With all such regulations (as has happened clearly in the Episcopal Church of the USA in the 1960s and following) it is possible to begin with the intention of keeping to them as interpreted reasonably yet strictly but then, due to the very powerful emotional pressure of the current divorce culture, and the greater context of human rights and the pursuit of personal happiness & satisfaction, to begin to interpret them loosely in favour of laxity and thus bring virtually every divorcee into one or another of the conditions listed above.

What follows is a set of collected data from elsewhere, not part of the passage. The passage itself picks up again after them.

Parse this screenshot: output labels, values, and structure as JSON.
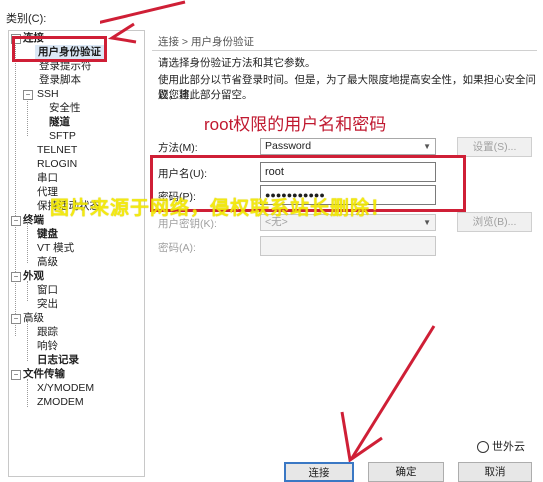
{
  "category_label": "类别(C):",
  "tree": [
    {
      "label": "连接",
      "bold": true
    },
    {
      "label": "用户身份验证",
      "bold": true,
      "selected": true
    },
    {
      "label": "登录提示符"
    },
    {
      "label": "登录脚本"
    },
    {
      "label": "SSH"
    },
    {
      "label": "安全性"
    },
    {
      "label": "隧道",
      "bold": true
    },
    {
      "label": "SFTP"
    },
    {
      "label": "TELNET"
    },
    {
      "label": "RLOGIN"
    },
    {
      "label": "串口"
    },
    {
      "label": "代理"
    },
    {
      "label": "保持活动状态"
    },
    {
      "label": "终端",
      "bold": true
    },
    {
      "label": "键盘",
      "bold": true
    },
    {
      "label": "VT 模式"
    },
    {
      "label": "高级"
    },
    {
      "label": "外观",
      "bold": true
    },
    {
      "label": "窗口"
    },
    {
      "label": "突出"
    },
    {
      "label": "高级"
    },
    {
      "label": "跟踪"
    },
    {
      "label": "响铃"
    },
    {
      "label": "日志记录",
      "bold": true
    },
    {
      "label": "文件传输",
      "bold": true
    },
    {
      "label": "X/YMODEM"
    },
    {
      "label": "ZMODEM"
    }
  ],
  "breadcrumb": "连接 > 用户身份验证",
  "desc1": "请选择身份验证方法和其它参数。",
  "desc2a": "使用此部分以节省登录时间。但是，为了最大限度地提高安全性，如果担心安全问题，建",
  "desc2b": "议您将此部分留空。",
  "annotation": "root权限的用户名和密码",
  "method": {
    "label": "方法(M):",
    "value": "Password",
    "settings_button": "设置(S)..."
  },
  "username": {
    "label": "用户名(U):",
    "value": "root"
  },
  "password": {
    "label": "密码(P):",
    "value": "●●●●●●●●●●●"
  },
  "user_key": {
    "label": "用户密钥(K):",
    "value": "<无>",
    "browse_button": "浏览(B)..."
  },
  "passphrase": {
    "label": "密码(A):",
    "value": ""
  },
  "buttons": {
    "connect": "连接",
    "ok": "确定",
    "cancel": "取消"
  },
  "watermark": "图片来源于网络，侵权联系站长删除！",
  "logo": "世外云",
  "colors": {
    "annotation_red": "#cf1f36",
    "watermark_yellow": "#f2e800",
    "selected_bg": "#dbe8f6"
  }
}
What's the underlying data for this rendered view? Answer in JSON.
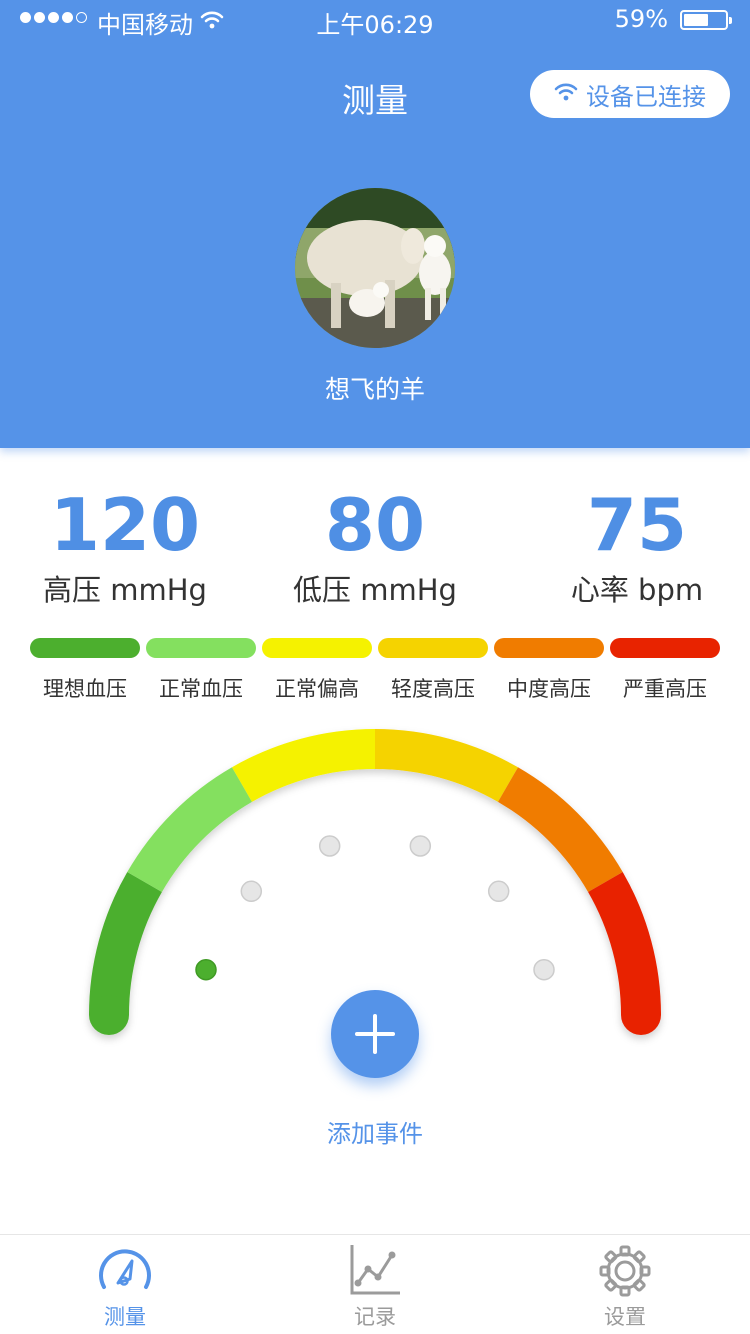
{
  "status_bar": {
    "carrier": "中国移动",
    "time": "上午06:29",
    "battery": "59%",
    "battery_level": 0.59
  },
  "header": {
    "title": "测量",
    "device_status": "设备已连接"
  },
  "profile": {
    "name": "想飞的羊"
  },
  "readings": {
    "systolic": {
      "value": "120",
      "label": "高压 mmHg"
    },
    "diastolic": {
      "value": "80",
      "label": "低压 mmHg"
    },
    "pulse": {
      "value": "75",
      "label": "心率 bpm"
    }
  },
  "scale": [
    {
      "label": "理想血压",
      "color": "#4caf2e"
    },
    {
      "label": "正常血压",
      "color": "#84e05f"
    },
    {
      "label": "正常偏高",
      "color": "#f5f200"
    },
    {
      "label": "轻度高压",
      "color": "#f5d300"
    },
    {
      "label": "中度高压",
      "color": "#f07c00"
    },
    {
      "label": "严重高压",
      "color": "#e82300"
    }
  ],
  "gauge": {
    "active_level": 0
  },
  "action": {
    "add_event": "添加事件"
  },
  "tabs": {
    "measure": "测量",
    "records": "记录",
    "settings": "设置"
  },
  "colors": {
    "primary": "#5593e8",
    "tab_inactive": "#9b9b9b"
  }
}
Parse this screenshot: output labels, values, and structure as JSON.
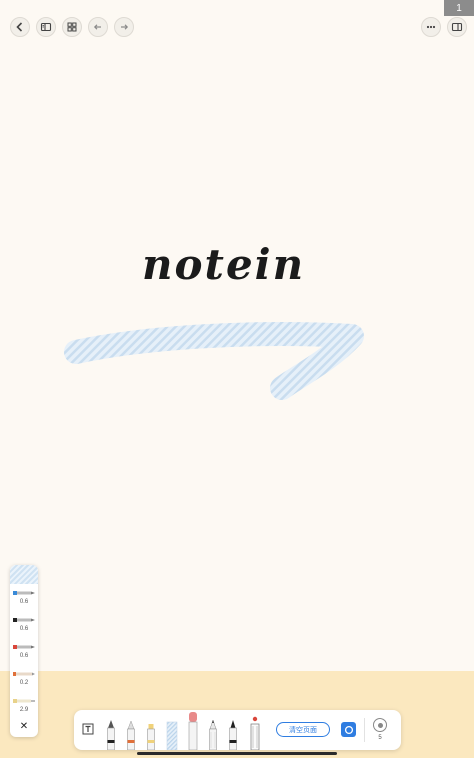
{
  "canvas": {
    "handwriting": "notein",
    "highlight_color": "#cfe2f2",
    "ink_color": "#1b1b1b",
    "page_color": "#fdf9f3",
    "band_color": "#fbe8bf"
  },
  "topbar": {
    "back_icon": "chevron-left-icon",
    "sidebar_icon": "sidebar-icon",
    "grid_icon": "grid-icon",
    "undo_icon": "undo-icon",
    "redo_icon": "redo-icon",
    "more_icon": "more-icon",
    "panel_icon": "panel-icon",
    "page_number": "1"
  },
  "pen_panel": {
    "pens": [
      {
        "size": "0.6",
        "color": "#3a8ad8"
      },
      {
        "size": "0.6",
        "color": "#222222"
      },
      {
        "size": "0.6",
        "color": "#d9463b"
      },
      {
        "size": "0.2",
        "color": "#e0703a"
      },
      {
        "size": "2.9",
        "color": "#e8d28a"
      }
    ],
    "close_label": "✕"
  },
  "toolbar": {
    "clear_label": "清空页面",
    "eraser_size": "5",
    "accent": "#2f7de1"
  }
}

Today, nearly all bishops in the ECUSA allow a second marriage without any question and only begin to ask questions with respect to a third or fourth marriage. Many bishops take part in second and even a third marriage of a priest! And some of the major Continuing Churches make use of the power of annulment very liberally indeed so as to give the impression of keeping to traditional Anglican canon law, when they are rejecting it. In the C of E, new legislation for 2003 leaves the matter of who is to be married in the parish church entirely and finally in the hands and judgment of the parish priest! This is a very terrifying thing indeed to those of us who are parish priests.

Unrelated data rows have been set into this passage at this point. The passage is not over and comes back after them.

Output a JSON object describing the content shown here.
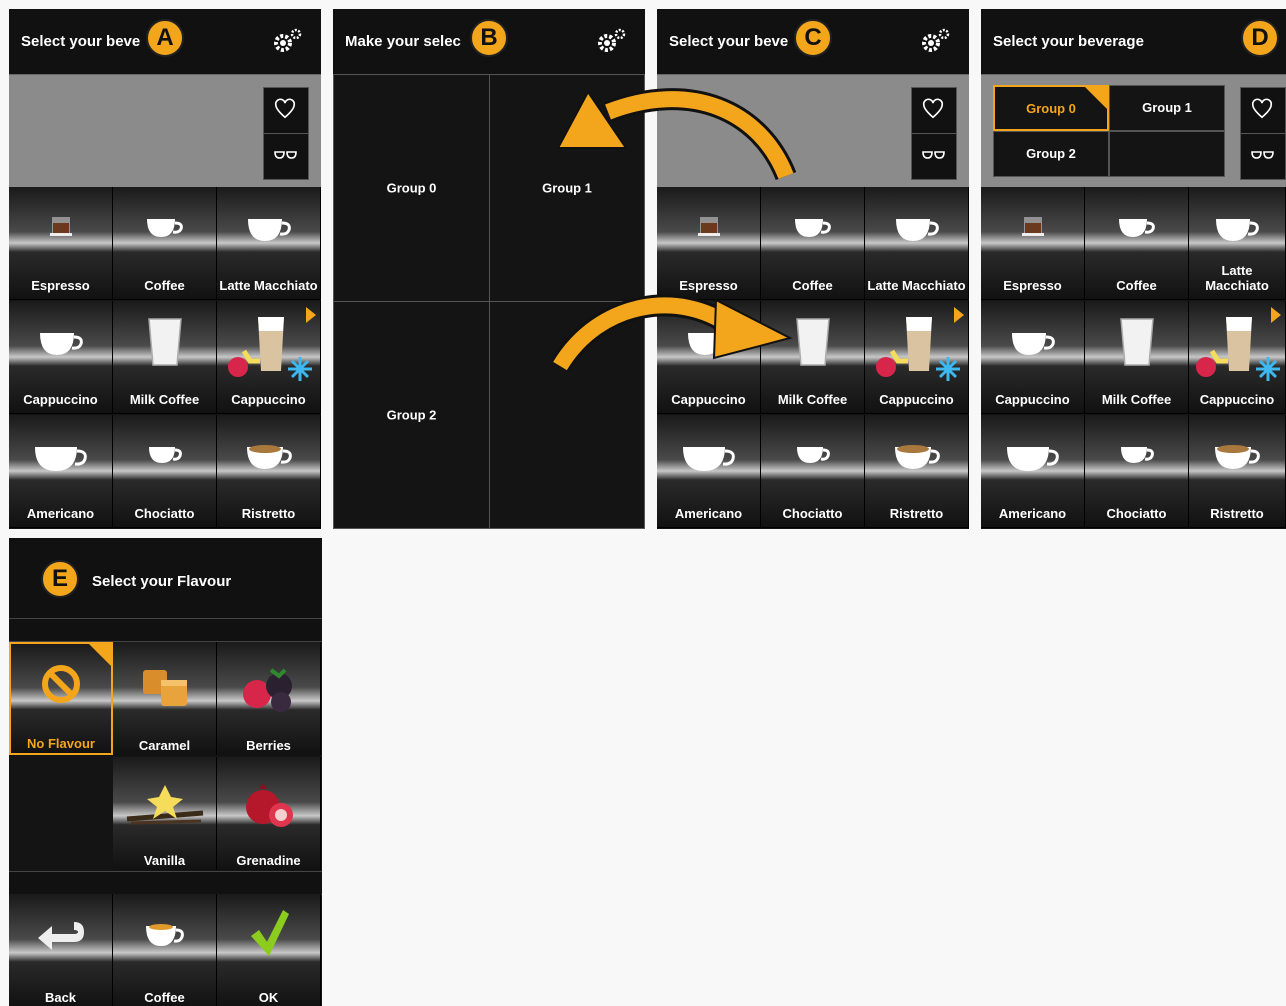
{
  "panels": {
    "a": {
      "badge": "A",
      "title": "Select your beve"
    },
    "b": {
      "badge": "B",
      "title": "Make your selec",
      "groups": [
        "Group 0",
        "Group 1",
        "Group 2"
      ]
    },
    "c": {
      "badge": "C",
      "title": "Select your beve"
    },
    "d": {
      "badge": "D",
      "title": "Select your beverage",
      "groups": [
        "Group 0",
        "Group 1",
        "Group 2"
      ]
    },
    "e": {
      "badge": "E",
      "title": "Select your Flavour"
    }
  },
  "beverages": [
    "Espresso",
    "Coffee",
    "Latte Macchiato",
    "Cappuccino",
    "Milk Coffee",
    "Cappuccino",
    "Americano",
    "Chociatto",
    "Ristretto"
  ],
  "flavours": {
    "items": [
      "No Flavour",
      "Caramel",
      "Berries",
      "Vanilla",
      "Grenadine"
    ],
    "selected": "No Flavour"
  },
  "footer": {
    "back": "Back",
    "coffee": "Coffee",
    "ok": "OK"
  },
  "icons": {
    "settings": "gears-icon",
    "favourite": "heart-icon",
    "double": "two-cups-icon"
  },
  "colors": {
    "accent": "#f3a51c",
    "panel": "#141414",
    "favbar": "#8b8b8b",
    "ok": "#8ccc1e"
  }
}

Two final comments. Apart from any counselling, there needs to be for persons entering a second marriage a period of guided self-examination, confession and absolution so that he or she is prepared to enter the new marriage in soundness of mind and with a cleansed soul.

For many couples where one or both is/are divorcees it is probably better in some circumstances that they be married by the State and come to the church for a Service of Blessing, where God is asked in his merciful grace to bless their new union. This can be done in an attractive way so that it has something of the joy and solemnity of a marriage service proper.